From an early age, URI student wanted to protect the environment

URI civil engineering major will spend 16 days removing plastic pollution from the marine environment in Costa Rica, thanks to a Metcalf Memorial Fellowship

KINGSTON, R.I. – April 19, 2022 – For as long as he can remember, Logan Beattie has had an appreciation for the environment, which is why a family trip as a 5-year-old to Fort Adams State Park in Newport sticks out in his mind many years later.

“I remember walking along the shoreline and seeing plastic bags and other types of pollution in the water,” said Beattie, a junior at the University of Rhode Island who is majoring in civil engineering. “I had a conversation at the time with my older brother about how the pollution was detrimental to marine life.”

Beattie’s awareness and passion for environmental conservation and protection grew as he got older.

“It bothered me that pollution wasn’t being addressed with the urgency I felt it deserved,” said Beattie, who is from Tiverton. “This was especially frustrating having grown up in Rhode Island, where we pride ourselves on our beautiful shoreline and beaches. The lack of attention on the issue, coupled with my desire to solve large problems, sparked my interest in studying environmental engineering at URI.”

Beattie is minoring in sustainability, mathematics, and environmental engineering.
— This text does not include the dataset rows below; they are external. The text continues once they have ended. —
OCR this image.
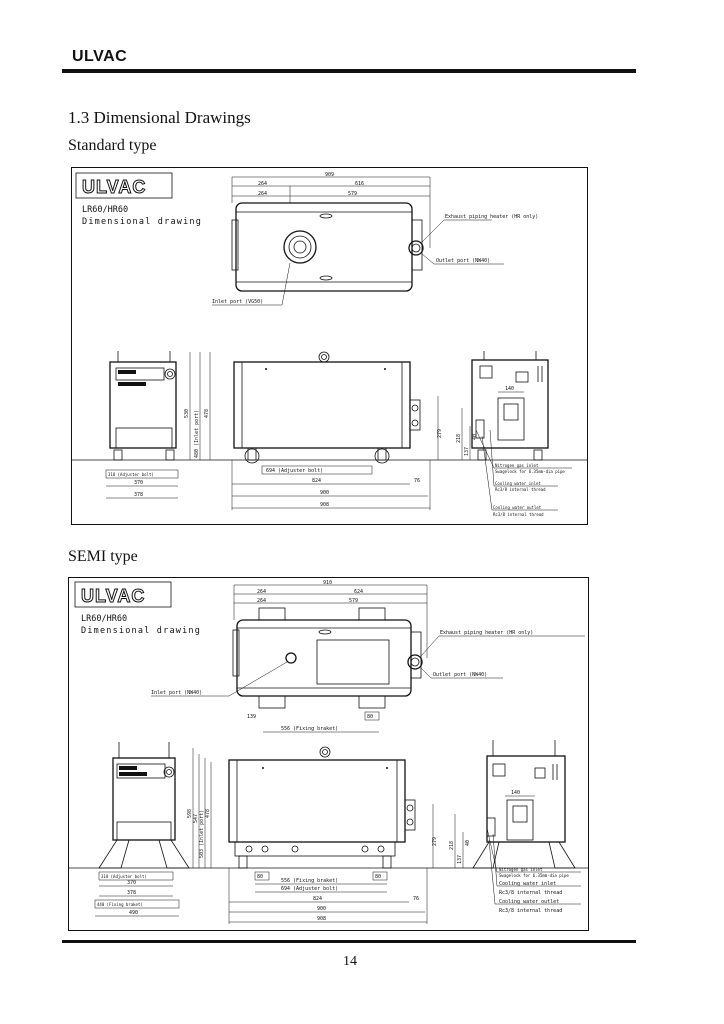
ULVAC
1.3 Dimensional Drawings
Standard type
ULVAC
LR60/HR60
Dimensional drawing
909
264	616
264	579
Exhaust piping heater (HR only)
Outlet port (NW40)
Inlet port (VG50)
318 (Adjuster bolt)
370
378
530 480 (Inlet port) 478
694 (Adjuster bolt)
824	76
900
908
279
140
218
137
40
Nitrogen gas inlet
Swagelock for 6.35mm-dia pipe
Cooling water inlet
Rc3/8 internal thread
Cooling water outlet
Rc3/8 internal thread
SEMI type
ULVAC
LR60/HR60
Dimensional drawing
910
264	624
264	579
Exhaust piping heater (HR only)
Outlet port (NW40)
Inlet port (NW40)
139	80
556 (Fixing braket)
318 (Adjuster bolt)
370
378
440 (Fixing braket)
490
598
547 503 (Inlet port) 478
80	80
556 (Fixing braket)
694 (Adjuster bolt)
824	76
900
908
279
140
218
137
40
Nitrogen gas inlet
Swagelock for 6.35mm-dia pipe
Cooling water inlet
Rc3/8 internal thread
Cooling water outlet
Rc3/8 internal thread
14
In addition to his classroom studies, Beattie is analyzing the effects some chemicals have on treated water in the Water for the World Environmental Engineering Laboratory at URI.

“I’m studying the interference effect that manganese oxides have on the detection of chlorine in treated water using diethyl-o-phenylenediamine and a spectrophotometer,” said Beattie.

Beattie learned about the Water for the World Lab when he took an environmental engineering class last fall taught by URI Assistant Professor Joseph Goodwill.

Taking what he’s learned so far, Beattie will participate in the 10-week Summer Undergraduate Research Fellowship program under the direction of Coleen Suckling, assistant professor of sustainable aquaculture at URI.

“I’ll work in a team with other students to capture samples of microplastic pollution and then study the impact it has on the environment,” said Beattie.

Later in the summer, Beattie will spend 16 days in Jaco Beach, Costa Rica, removing plastic pollution and waste from the marine environment and surrounding beaches.

“I’ll learn about the unique challenges countries with fewer resources and financial flexibility have with solid waste management compared to more developed nations,” said Beattie. 

Beattie’s trip will be funded by a Michael P. Metcalf Memorial Fellowship. Goodwill was one of the mentors who wrote Beattie a letter of support for the fellowship.

“Logan has all the right attributes to make a major difference in the world: hustle, grit, curiosity and trustworthiness,” said Goodwill.

Beattie expects the fellowship to provide a cultural experience that will support his long-term goal of implementing more sustainable waste management practices and environmentally friendly materials in an effort to remediate the effects caused from anthropogenic pollution. 

“This experience will benefit me as an engineer and provide the cross-culture competencies I need to make the global impact I’ve dreamed of making,” said Beattie.